Thursday, August 6, 2009
Monday, August 3, 2009
Sunday, August 2, 2009
As usual, the most important part of packing for this trip has become choosing which books I will bring with me. This is a crucial moment in the preparation process because I am basically determining which books will keep me company while I'm riding elephants and learning to cook a decent biryani. Do I want sci-fi, to provide a welcome distraction? Do I want a book about India, to really help me absorb the culture? Do I want a biography, to create a new best friend who will be by my side even when I'm wallowing in self-pity? Do I want comedy, to make me laugh? As you can see, this decision will determine my mood and my emotional well-being. It occurred to me far too late that I left my David Sedaris back at school. BUMMER. I think I've decided to bring my brand-new copy of The Wind-Up Bird Chronicles by Murakami, which is an incredible risk. Yes it's 700 pages long, which means it'll take me the whole trip to finish it, but I've never read it before. What if I - gasp - HATE it? This is the only English recreational reading material I'll be bringing! What if it tanks? I'll be left with only my homework and my guide books for sustenance! I finally decided last night that just in case Murakami and I start flinging proverbial tomatoes, I'll be bringing Harry Potter and the Sorcerer's Stone as a back-up. Can't go wrong with a myopic orphan who can talk to snakes.
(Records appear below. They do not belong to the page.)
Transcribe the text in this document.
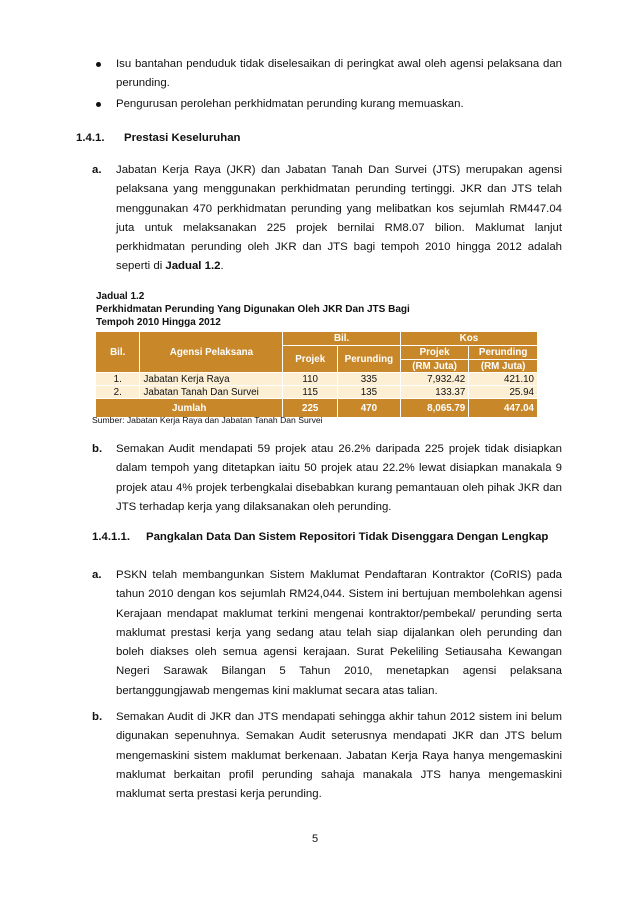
Isu bantahan penduduk tidak diselesaikan di peringkat awal oleh agensi pelaksana dan perunding.
Pengurusan perolehan perkhidmatan perunding kurang memuaskan.
1.4.1. Prestasi Keseluruhan
a. Jabatan Kerja Raya (JKR) dan Jabatan Tanah Dan Survei (JTS) merupakan agensi pelaksana yang menggunakan perkhidmatan perunding tertinggi. JKR dan JTS telah menggunakan 470 perkhidmatan perunding yang melibatkan kos sejumlah RM447.04 juta untuk melaksanakan 225 projek bernilai RM8.07 bilion. Maklumat lanjut perkhidmatan perunding oleh JKR dan JTS bagi tempoh 2010 hingga 2012 adalah seperti di Jadual 1.2.
Jadual 1.2
Perkhidmatan Perunding Yang Digunakan Oleh JKR Dan JTS Bagi
Tempoh 2010 Hingga 2012
Bil.	Agensi Pelaksana	Bil.		Kos	
		Projek	Perunding	Projek	Perunding
				(RM Juta)	(RM Juta)
1.	Jabatan Kerja Raya	110	335	7,932.42	421.10
2.	Jabatan Tanah Dan Survei	115	135	133.37	25.94
Jumlah		225	470	8,065.79	447.04
Sumber: Jabatan Kerja Raya dan Jabatan Tanah Dan Survei
b. Semakan Audit mendapati 59 projek atau 26.2% daripada 225 projek tidak disiapkan dalam tempoh yang ditetapkan iaitu 50 projek atau 22.2% lewat disiapkan manakala 9 projek atau 4% projek terbengkalai disebabkan kurang pemantauan oleh pihak JKR dan JTS terhadap kerja yang dilaksanakan oleh perunding.
1.4.1.1. Pangkalan Data Dan Sistem Repositori Tidak Disenggara Dengan Lengkap
a. PSKN telah membangunkan Sistem Maklumat Pendaftaran Kontraktor (CoRIS) pada tahun 2010 dengan kos sejumlah RM24,044. Sistem ini bertujuan membolehkan agensi Kerajaan mendapat maklumat terkini mengenai kontraktor/pembekal/ perunding serta maklumat prestasi kerja yang sedang atau telah siap dijalankan oleh perunding dan boleh diakses oleh semua agensi kerajaan. Surat Pekeliling Setiausaha Kewangan Negeri Sarawak Bilangan 5 Tahun 2010, menetapkan agensi pelaksana bertanggungjawab mengemas kini maklumat secara atas talian.
b. Semakan Audit di JKR dan JTS mendapati sehingga akhir tahun 2012 sistem ini belum digunakan sepenuhnya. Semakan Audit seterusnya mendapati JKR dan JTS belum mengemaskini sistem maklumat berkenaan. Jabatan Kerja Raya hanya mengemaskini maklumat berkaitan profil perunding sahaja manakala JTS hanya mengemaskini maklumat serta prestasi kerja perunding.
5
I've been saying my last good-byes, which feel comfortingly impermanent. My mom keeps making That Face Moms Make When You're About to Leave For Four Months. A bubble of excitement is forming in my stomach that grows every morning. In a true sign of good fortune, I found a M*A*S*H* t-shirt at Buffalo Exchange the other day that I am SO TOTALLY bringing with me. My facial skin has decided to play the let's-add-stress-to-the-situation game, so I've got about ten new zits in a nice little constellation across my chin. If I squint, it reminds me of Sagittarius.
Is it weird that I can't picture my life past this Friday?